À ce nom, Rodolphe tressaillit.

C'était le nom de la belle-mère de Mme d'Harville.

Au lieu de rester dans l'ombre, il s'avança, et, à la lueur du jour et de la lampe, il reconnut facilement cette femme grâce au portrait que Clémence lui en avait plus d'une fois tracé.

– Mme d'Orbigny ? répéta Mme Pipelet, c'est bien ça le nom que m'a dit M. Bradamanti ; vous pouvez monter, madame.

La belle-mère de Mme d'Harville passa rapidement devant la loge.

– Et alllllez donc ! s'écria la portière d'un air triomphant, enfoncée la bourgeoise !… Je sais son nom, elle s'appelle d'Orbigny… pas mauvais le moyen, hein… monsieur Rodolphe ? Mais qu'est-ce que vous avez donc ? Vous voilà tout pensif !

– Cette dame est déjà venue voir M. Bradamanti ? demanda Rodolphe à la portière.

– Oui. Hier soir, dès qu'elle a été partie, M. Bradamanti est tout de suite sorti, afin d'aller probablement retenir sa place à la diligence pour aujourd'hui : car hier, en revenant, il m'a priée d'accompagner ce matin sa malle jusqu'au bureau des voitures, parce qu'il ne se fiait pas à ce petit gueux de Tortillard.

– Et où va M. Bradamanti ? Le savez-vous ?

– En Normandie… route d'Alençon.

Rodolphe se souvint que la terre des Aubiers, qu'habitait M. d'Orbigny, était située en Normandie.

Plus de doute, le charlatan se rendait auprès du père de Clémence, nécessairement dans de sinistres intentions !

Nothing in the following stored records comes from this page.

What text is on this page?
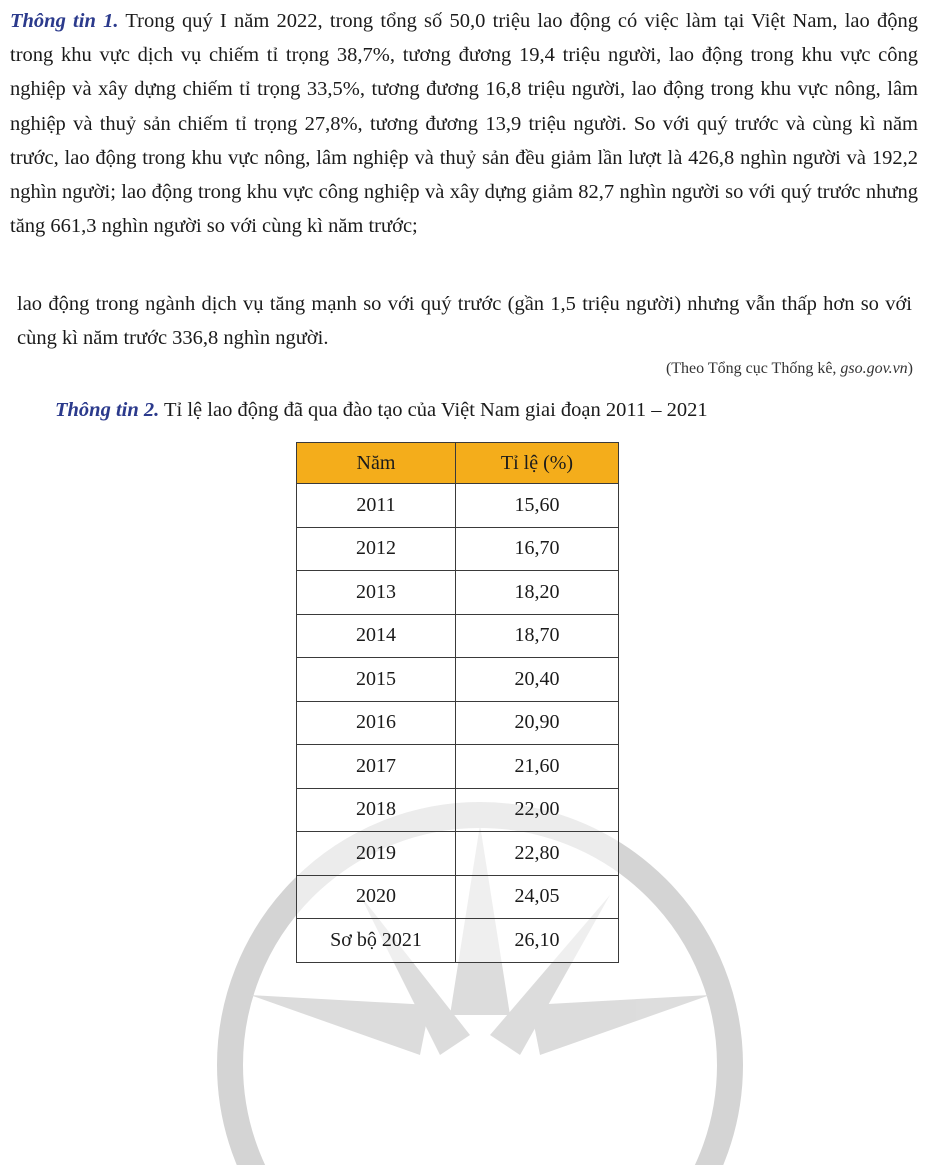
Thông tin 1. Trong quý I năm 2022, trong tổng số 50,0 triệu lao động có việc làm tại Việt Nam, lao động trong khu vực dịch vụ chiếm tỉ trọng 38,7%, tương đương 19,4 triệu người, lao động trong khu vực công nghiệp và xây dựng chiếm tỉ trọng 33,5%, tương đương 16,8 triệu người, lao động trong khu vực nông, lâm nghiệp và thuỷ sản chiếm tỉ trọng 27,8%, tương đương 13,9 triệu người. So với quý trước và cùng kì năm trước, lao động trong khu vực nông, lâm nghiệp và thuỷ sản đều giảm lần lượt là 426,8 nghìn người và 192,2 nghìn người; lao động trong khu vực công nghiệp và xây dựng giảm 82,7 nghìn người so với quý trước nhưng tăng 661,3 nghìn người so với cùng kì năm trước;

lao động trong ngành dịch vụ tăng mạnh so với quý trước (gần 1,5 triệu người) nhưng vẫn thấp hơn so với cùng kì năm trước 336,8 nghìn người.

(Theo Tổng cục Thống kê, gso.gov.vn)

Thông tin 2. Tỉ lệ lao động đã qua đào tạo của Việt Nam giai đoạn 2011 – 2021

Năm	Tỉ lệ (%)
2011	15,60
2012	16,70
2013	18,20
2014	18,70
2015	20,40
2016	20,90
2017	21,60
2018	22,00
2019	22,80
2020	24,05
Sơ bộ 2021	26,10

– C'est son départ, à M. Bradamanti, qui va joliment ostiner la Séraphin ! reprit Mme Pipelet. Elle est comme une enragée pour voir M. Bradamanti, qui l'évite le plus qu'il peut ; car il m'a bien recommandé de lui cacher qu'il partait ce soir à six heures ; aussi, quand elle va revenir, elle trouvera visage de bois ! Je profiterai de ça pour lui parler de votre jeunesse. À propos, comment donc qu'elle s'appelle… Cicé ?

– Cecily…

– C'est comme qui dirait Cécile avec un i au bout. C'est égal, faudra que je mette un morceau de papier dans ma tabatière pour me rappeler ce diable de nom-là… Cici… Caci… Cecily ; bon, m'y voilà.

– Maintenant, je monte chez Mlle Rigolette, dit Rodolphe à Mme Pipelet, en sortant de sa loge.

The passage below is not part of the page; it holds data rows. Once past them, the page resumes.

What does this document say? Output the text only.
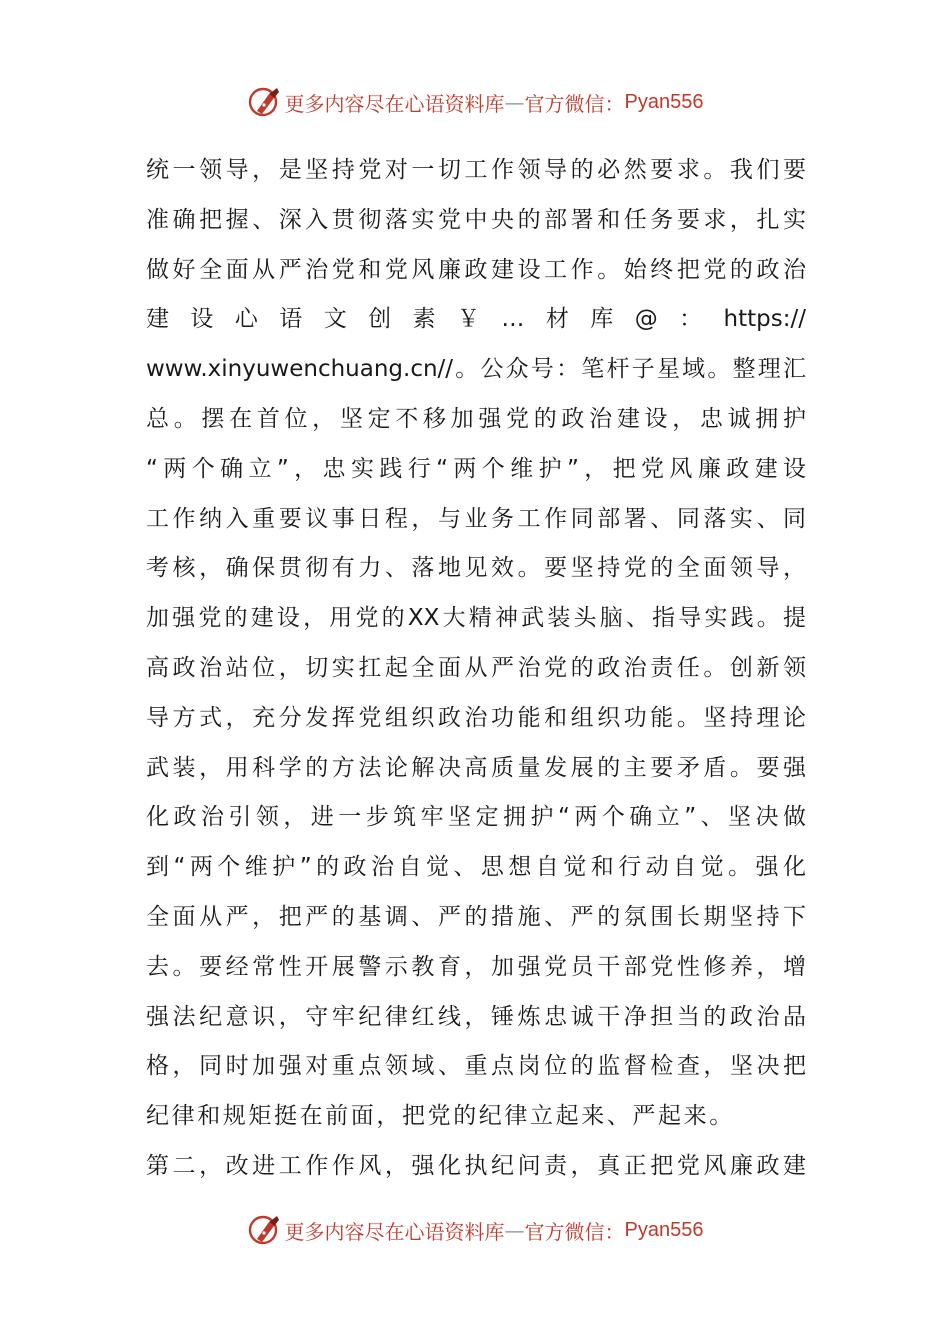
更多内容尽在心语资料库 — 官方微信： Pyan556
统一领导，是坚持党对一切工作领导的必然要求。我们要
准确把握、深入贯彻落实党中央的部署和任务要求，扎实
做好全面从严治党和党风廉政建设工作。始终把党的政治
建设心语文创素￥…材库@：https://
www.xinyuwenchuang.cn//。公众号：笔杆子星域。整理汇
总。摆在首位，坚定不移加强党的政治建设，忠诚拥护
“两个确立”，忠实践行“两个维护”，把党风廉政建设
工作纳入重要议事日程，与业务工作同部署、同落实、同
考核，确保贯彻有力、落地见效。要坚持党的全面领导，
加强党的建设，用党的XX大精神武装头脑、指导实践。提
高政治站位，切实扛起全面从严治党的政治责任。创新领
导方式，充分发挥党组织政治功能和组织功能。坚持理论
武装，用科学的方法论解决高质量发展的主要矛盾。要强
化政治引领，进一步筑牢坚定拥护“两个确立”、坚决做
到“两个维护”的政治自觉、思想自觉和行动自觉。强化
全面从严，把严的基调、严的措施、严的氛围长期坚持下
去。要经常性开展警示教育，加强党员干部党性修养，增
强法纪意识，守牢纪律红线，锤炼忠诚干净担当的政治品
格，同时加强对重点领域、重点岗位的监督检查，坚决把
纪律和规矩挺在前面，把党的纪律立起来、严起来。
第二，改进工作作风，强化执纪问责，真正把党风廉政建
更多内容尽在心语资料库 — 官方微信： Pyan556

– Et en redescendant, monsieur Rodolphe, est-ce que vous ne direz pas bonjour à ce pauvre vieux chéri ? Il a bien du chagrin, allez ! Il vous contera cela… ce monstre de Cabrion a encore fait des siennes…

– Je prendrai toujours part aux chagrins de votre mari, madame Pipelet…

Et Rodolphe, singulièrement préoccupé de la visite de Mme d'Orbigny à Polidori, monta chez Mlle Rigolette.



XIII. Le premier chagrin de Rigolette

La chambre de Rigolette brillait toujours de la même propreté coquette ; la grosse montre d'argent, placée sur la cheminée dans un cartel de buis, marquait quatre heures ; la rigueur du froid ayant cessé, l'économe ouvrière n'avait pas allumé son poêle.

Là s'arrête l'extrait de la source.